Striking a deal with Hamas is understandably a delicate matter. It is also, even after accounting for the group’s inflexibility and tendency to walk away from negotiations, the only way that Israeli hostages have been brought home in significant numbers. Netanyahu’s government, rather than negotiate cannily and creatively, seems to have met that inflexibility with inflexibility of its own. It depends on the political support of ideologues who opposed the previous swap. Their intransigence goes well beyond the pitiless fight against terrorism, and includes a vision for a Gaza permanently rid of Palestinians. It is one thing to refuse to negotiate with extremists because they are extremists. It is another to refuse to negotiate with them because you are extreme too. The protesters have come to suspect that the latter has been holding up the hostage return as much as the former—and that they, as Israelis, cannot change Hamas, but they might be able to change their own government.
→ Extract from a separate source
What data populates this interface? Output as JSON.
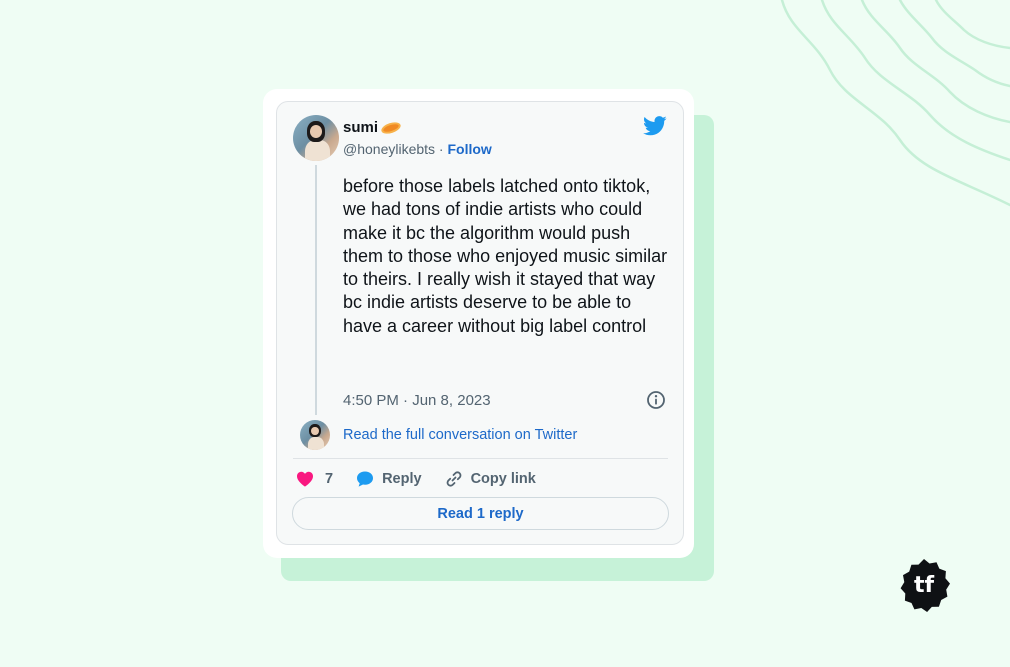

On Sunday night in Jerusalem, near the Knesset, the crowd of 50,000 protesters alternated between moroseness and fury. It was, especially for Jerusalem, a secular crowd. I stood next to two young women smoking a joint, which probably took the edge off the fury. All were united in leveling a charge against Netanyahu: that he would rather hold together his coalition of zealots than cut a deal, even one that would bring hostages home. The fury reached an apex when the mayor of Jerusalem, Moshe Lion, tried to speak. He is a member of Netanyahu’s Likud Party but stuck to nonpartisan bromides. Still, the crowd shouted him down because of the association. When he persisted, one of the young women next to me took the joint out of her mouth and spat on the ground.
Netanyahu could extract a kind of disgusted gratitude from these protesters if he offered a deal with Hamas (and the group, in an uncharacteristically conciliatory mood, agreed to it). To some in the crowd, the terms of that deal seemed literally not to matter, because, as one sign read, NO PRICE IS TOO HIGH. Surely not everyone in the crowd would go that far. But the hooting and heckling suggested they thought that Netanyahu had empowered negotiators too little, and that he was ultimately responsible for securing a deal, even a temporary one. In addition to repatriating hostages, a deal would allow time to negotiate a more durable peace and avoid a possible Gaza-as-Somalia scenario (lawlessness, warlordism, and endless civilian misery) if Israel continues to drift forward with no obvious plan.
If accepting a deal imperils Netanyahu’s good graces on the right, rejecting a remotely plausible one would probably doom him and his government because of the wrath of the center and the left. They believe that more of the hostages—who have now spent six months in darkness or fending off rapists—would be home already if Netanyahu had told his more extreme colleagues to go pout. Right-wing support has long since reached its apex, and the government is already weak. Public outrage might finally destroy it. The question of who would replace it is, remarkably, almost an afterthought. Whoever comes next could not possibly be worse.